We have developed an electron microscope that produces what is, in many respects, the best near-field optical microscopy in the world.
-Prof. Ido Kaminer
Technion scientists have developed the world’s first quantum microscope that allows the direct observation of light trapped inside a photonic crystal. With such quantum vision, the way is now open to endless breakthroughs in quantum science.
“We have developed an electron microscope that produces, what is in many respects, the best near-field optical microscopy in the world. Using our microscope, we can change the color and angle of light that illuminates any sample of nano materials and map their interactions with electrons, as we demonstrated with photonic crystals,” explains Prof. Ido Kaminer of the Viterbi Faculty of Electrical Engineering and the Solid State Institute.
“This is the first time we can actually see the dynamics of light while it is trapped in nano materials, rather than relying on computer simulations,” added Dr. Kangpeng Wang, a postdoc in the group and first author on the paper which was published in the prestigious journal Nature, entitled: “Coherent Interaction Between Free Electrons and a Photonic Cavity.”

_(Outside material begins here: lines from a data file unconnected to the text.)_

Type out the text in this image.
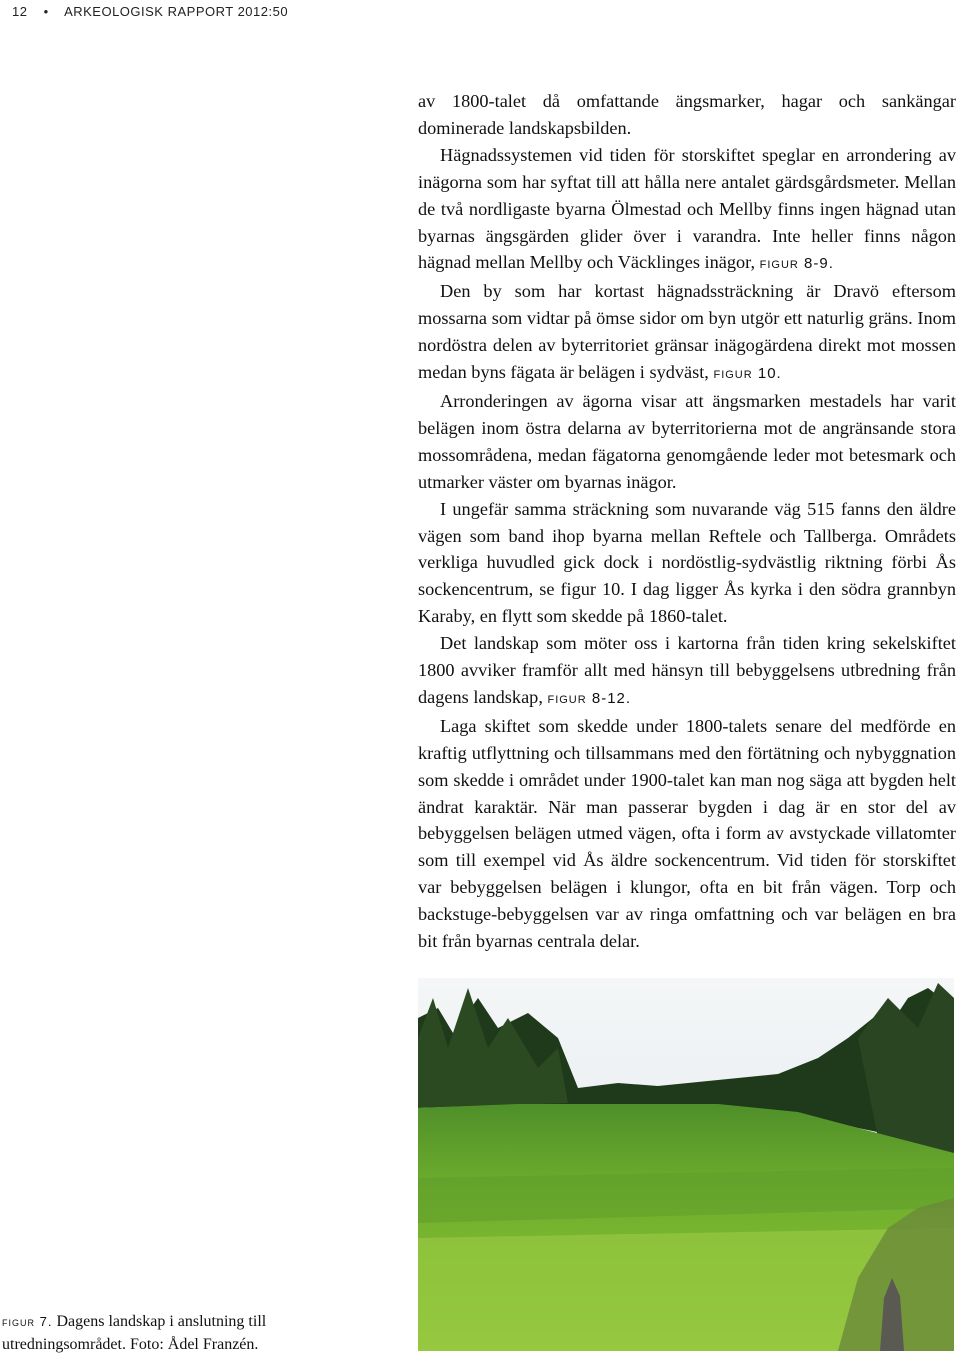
12 • ARKEOLOGISK RAPPORT 2012:50

av 1800-talet då omfattande ängsmarker, hagar och sankängar dominerade landskapsbilden.

Hägnadssystemen vid tiden för storskiftet speglar en arrondering av inägorna som har syftat till att hålla nere antalet gärdsgårdsmeter. Mellan de två nordligaste byarna Ölmestad och Mellby finns ingen hägnad utan byarnas ängsgärden glider över i varandra. Inte heller finns någon hägnad mellan Mellby och Väcklinges inägor, figur 8-9.

Den by som har kortast hägnadssträckning är Dravö eftersom mossarna som vidtar på ömse sidor om byn utgör ett naturlig gräns. Inom nordöstra delen av byterritoriet gränsar inägogärdena direkt mot mossen medan byns fägata är belägen i sydväst, figur 10.

Arronderingen av ägorna visar att ängsmarken mestadels har varit belägen inom östra delarna av byterritorierna mot de angränsande stora mossområdena, medan fägatorna genomgående leder mot betesmark och utmarker väster om byarnas inägor.

I ungefär samma sträckning som nuvarande väg 515 fanns den äldre vägen som band ihop byarna mellan Reftele och Tallberga. Områdets verkliga huvudled gick dock i nordöstlig-sydvästlig riktning förbi Ås sockencentrum, se figur 10. I dag ligger Ås kyrka i den södra grannbyn Karaby, en flytt som skedde på 1860-talet.

Det landskap som möter oss i kartorna från tiden kring sekelskiftet 1800 avviker framför allt med hänsyn till bebyggelsens utbredning från dagens landskap, figur 8-12.

Laga skiftet som skedde under 1800-talets senare del medförde en kraftig utflyttning och tillsammans med den förtätning och nybyggnation som skedde i området under 1900-talet kan man nog säga att bygden helt ändrat karaktär. När man passerar bygden i dag är en stor del av bebyggelsen belägen utmed vägen, ofta i form av avstyckade villatomter som till exempel vid Ås äldre sockencentrum. Vid tiden för storskiftet var bebyggelsen belägen i klungor, ofta en bit från vägen. Torp och backstuge-bebyggelsen var av ringa omfattning och var belägen en bra bit från byarnas centrala delar.

figur 7. Dagens landskap i anslutning till utredningsområdet. Foto: Ådel Franzén.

Using the microscope, the scientists were able to change the color and angle of light that illuminates samples of nano materials and map their interactions with electrons. This breakthrough may have an impact on numerous potential applications, including the design of new quantum materials for storing quantum basic units (bits) with greater stability. Similarly, it can help improve the sharpness of colors on cell phones, televisions and other kinds of screens.
“It will have an even wider impact once we investigate more advanced nano/quantum materials. We have an extremely high-resolution microscope and we are starting to explore the next stages,” says Prof. Kaminer. “For example, the most advanced screens in the world today use QLED technology based on quantum dots, making it possible to control color contrast at a much higher definition. The challenge is how to improve the quality of these tiny quantum dots on large surfaces and make them more uniform. This will enhance screen resolution and color contrast even more than current technologies enable.”
At the heart of the breakthrough lies the fact that advances in the research of ultrafast free-electron-light interactions have introduced a new kind of quantum matter – quantum free-electron ‘wavepackets.’
All experiments to date have only focused on light interacting with bound-electron systems – such as atoms, quantum dots, and quantum circuits – which are significantly limited in their fixed energy states, spectral range, and selection rules. Quantum free-electron wavepackets, however, have no such limits. Despite multiple theoretical predictions of exciting new cavity effects with free electrons, no photonic cavity effect has previously been observed for free electrons, due to fundamental limits on the strength and duration of the interaction.
All of the experiments were performed on the ultrafast transmission electron microscope in the Robert and Ruth Magid Electron Beam Quantum Dynamics Laboratory headed by Kaminer. Prof. Ido Kaminer is a faculty member in the Andrew and Erna Viterbi Faculty of Electrical Engineering and the Solid State Institute, and affiliated with the Helen Diller Quantum Center and the Russell Berrie Nanotechology Institute.
Let’s Make a Qubit //Quantum science, and the whole applied field of quantum computing fires the imagination. It wasn’t long before students Ori Reinhardt and Chen Mechel at the Kaminer lab asked about making a qubit – a basic unit of quantum information. “They asked if we can make a qubit from the quantum electron inside our microscope and we managed to prove that it is theoretically doable. We can make a qubit inside a microscope,” says Prof. Ido Kaminer.
Free electrons have their unique advantages that they are not fixed in their energy levels; they are not limited in time scales; and they are not limited in energy ranges – so we can reach into completely new kinds of light-matter interactions and that interaction is done here for the first time. I think fundamentally this is the most exciting part of the research and it’s now successful thanks to an amazing effort by my group.